University of California, Davis

PhD Field of Study

PhD, American Culture, University of Michigan-Ann Arbor

Dissertation Abstract

"Politics of Composure: Performing Asian/American Femininities"

Politics of Composure: Performing Asian/American Femininities examines composure as a reoccurring conceit, emotional labor, and performance of feminized racial subjects through the multiethnic literature and cultural production of the post-Civil Rights era. Staging an array of literary and visual readings, from Yoko Ono’s 1965 ‘Cut Piece’ performance where she remained poised in an encounter with sexual harassment, to Anita Hill’s 1991 measured testimony for the Senate Judiciary Committee, I see composure as a gender and racial performance defined by control. I argue composure not only denotes a willful agency in the face of misrecognition and threat, but also limns the potential of dis/composure, or the psychic and social costs of risking legibility. Racial femininities seat composure in manners very distinct to the narratives of racial liberalism but are often overlooked and dismissed as expendable emotional labor and object of women of color. While this dissertation focuses on Asian/American women, central to composure is a comparative analysis of literary and visual work by Black women.
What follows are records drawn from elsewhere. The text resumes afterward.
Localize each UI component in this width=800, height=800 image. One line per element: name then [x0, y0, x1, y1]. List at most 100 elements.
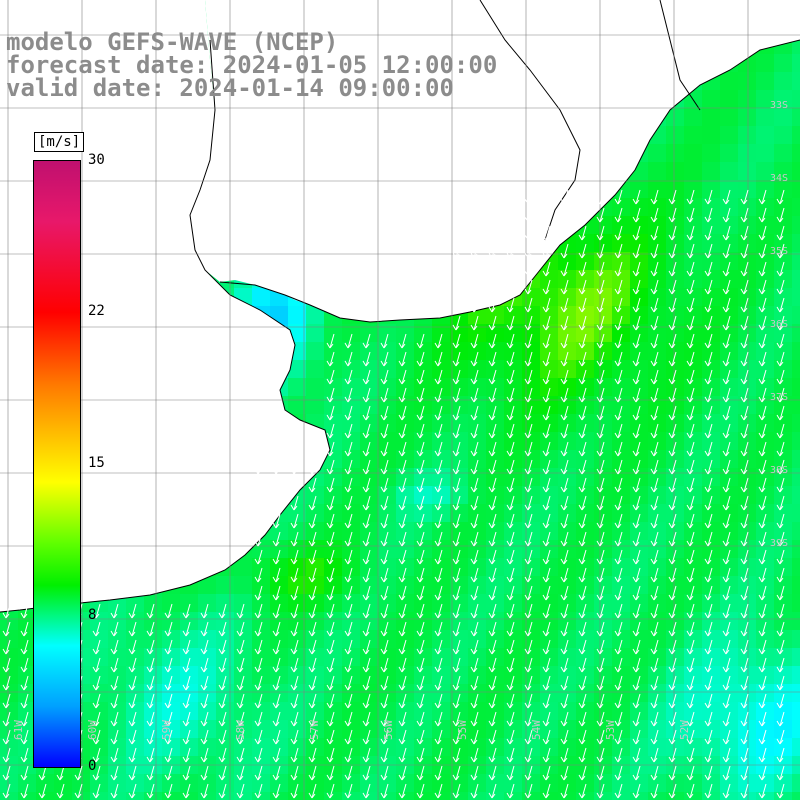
wind-arrow — [470, 675, 479, 691]
wind-arrow — [326, 675, 335, 691]
wind-cell — [648, 468, 666, 486]
wind-arrow — [686, 369, 695, 385]
wind-arrow — [128, 621, 137, 637]
wind-cell — [162, 684, 180, 702]
wind-arrow — [722, 711, 731, 727]
wind-cell — [792, 324, 800, 342]
wind-arrow — [650, 189, 659, 205]
wind-arrow — [704, 621, 713, 637]
wind-cell — [594, 378, 612, 396]
wind-arrow — [362, 423, 371, 439]
wind-arrow — [272, 585, 281, 601]
wind-cell — [576, 324, 594, 342]
wind-cell — [612, 468, 630, 486]
wind-arrow — [776, 189, 785, 205]
wind-cell — [504, 738, 522, 756]
wind-cell — [720, 648, 738, 666]
wind-arrow — [218, 729, 227, 745]
wind-arrow — [272, 783, 281, 799]
wind-arrow — [470, 621, 479, 637]
wind-cell — [54, 792, 72, 800]
wind-arrow — [488, 423, 497, 439]
wind-arrow — [506, 531, 515, 547]
wind-arrow — [92, 729, 101, 745]
wind-cell — [468, 612, 486, 630]
wind-cell — [306, 720, 324, 738]
wind-arrow — [506, 567, 515, 583]
wind-arrow — [614, 549, 623, 565]
wind-arrow — [452, 297, 461, 313]
wind-cell — [648, 648, 666, 666]
wind-arrow — [326, 387, 335, 403]
wind-arrow — [560, 261, 569, 277]
wind-arrow — [344, 729, 353, 745]
wind-arrow — [524, 765, 533, 781]
wind-cell — [774, 486, 792, 504]
wind-cell — [216, 576, 234, 594]
wind-arrow — [380, 639, 389, 655]
wind-cell — [252, 684, 270, 702]
wind-arrow — [272, 765, 281, 781]
wind-arrow — [506, 783, 515, 799]
wind-cell — [558, 378, 576, 396]
wind-cell — [612, 450, 630, 468]
wind-cell — [666, 144, 684, 162]
wind-arrow — [614, 513, 623, 529]
wind-cell — [180, 702, 198, 720]
wind-arrow — [272, 477, 281, 493]
wind-arrow — [488, 405, 497, 421]
wind-arrow — [416, 657, 425, 673]
wind-cell — [720, 72, 738, 90]
wind-cell — [684, 666, 702, 684]
wind-cell — [612, 666, 630, 684]
wind-cell — [666, 324, 684, 342]
wind-arrow — [560, 387, 569, 403]
wind-arrow — [272, 675, 281, 691]
wind-cell — [396, 504, 414, 522]
wind-cell — [144, 594, 162, 612]
wind-arrow — [578, 243, 587, 259]
wind-cell — [648, 324, 666, 342]
wind-cell — [360, 702, 378, 720]
wind-arrow — [308, 585, 317, 601]
wind-cell — [738, 108, 756, 126]
wind-cell — [486, 774, 504, 792]
colorbar-tick-22: 22 — [88, 303, 105, 319]
wind-cell — [702, 378, 720, 396]
wind-cell — [288, 504, 306, 522]
wind-cell — [270, 720, 288, 738]
wind-cell — [486, 414, 504, 432]
wind-arrow — [614, 441, 623, 457]
wind-arrow — [524, 549, 533, 565]
wind-arrow — [776, 423, 785, 439]
wind-arrow — [290, 657, 299, 673]
wind-cell — [306, 684, 324, 702]
wind-arrow — [650, 783, 659, 799]
wind-arrow — [182, 783, 191, 799]
wind-cell — [684, 684, 702, 702]
wind-cell — [774, 612, 792, 630]
wind-cell — [684, 378, 702, 396]
wind-arrow — [560, 747, 569, 763]
wind-cell — [756, 252, 774, 270]
wind-cell — [594, 234, 612, 252]
wind-arrow — [722, 441, 731, 457]
wind-cell — [738, 486, 756, 504]
wind-cell — [234, 576, 252, 594]
wind-arrow — [560, 225, 569, 241]
wind-arrow — [578, 189, 587, 205]
wind-cell — [648, 558, 666, 576]
wind-cell — [378, 414, 396, 432]
wind-cell — [486, 666, 504, 684]
wind-cell — [774, 90, 792, 108]
wind-arrow — [470, 549, 479, 565]
wind-cell — [342, 702, 360, 720]
wind-arrow — [542, 693, 551, 709]
wind-arrow — [704, 765, 713, 781]
wind-cell — [684, 342, 702, 360]
wind-cell — [702, 288, 720, 306]
wind-cell — [360, 378, 378, 396]
wind-cell — [342, 576, 360, 594]
wind-cell — [576, 720, 594, 738]
wind-cell — [324, 378, 342, 396]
Through this comparative approach, composure is a capacious analytic which I distill for the dissertation’s focus on how composure both bears and disrupts histories of orientalist, hypercognitive, and capitalistic characterization for Asian/American women in the US. Since composure is defined by restraint and valorized for its seamless labor, my project offers a reorientation through sound and illness as evidence of composure’s conflicted subjection and subjectivity for Asian/American women. Composure may be read as a disturbing racial and ablelist epistemology for Asian/American femininity, and in each chapter, I show that writers, activists, and artists use composure as artifice to signal not only a need for accurate recognition, but also the desire for a politically potent relation to the social. In studying the formal and aesthetic qualities of work by artists like Yoko Ono, Lisa Park, Tina Takemoto, Laura James, and Vivian Bang, and writings by Nami Mun, Cathy Park Hong, Bhanu Kapil, Toni Cade Bambara, and Michiyo Fukaya, I show how they insist on expanding the political sensibilities of racial femininity and destabilizing her alignments with the promise of capital and white affective investment.
Broadly, Politics of Composure offers an original comparative method in critical ethnic studies for studying racial femininities and the implications of composure for the psychic and social. My analytic on composure draws together performance studies, psychoanalysis, women of color feminist theory, and Black and Afro Asian studies on the “composed” visual and sonic registers of the “cool.” Across these fields, the shared interest in the maternal or anti-maternal situate composure as a seminal scene for engaging with styles of survival, attachment, or detachment to the social. By recuperating composure’s relation to the detached “cool” that has been long guarded as the provenance for racial heteromasculinities and nationalisms, I maintain readings of composed racial femininities that go beyond sentimental scripts of valiant suffering or passivity. By framing composure as psychic states and a persistence on revising social relations radically, this dissertation reframes the manners in which women of color strategically relate to and challenge troubling ideologies that inscribe non-white women as extraordinarily insensate, indefatigably resilient, or lacking nervous weakness.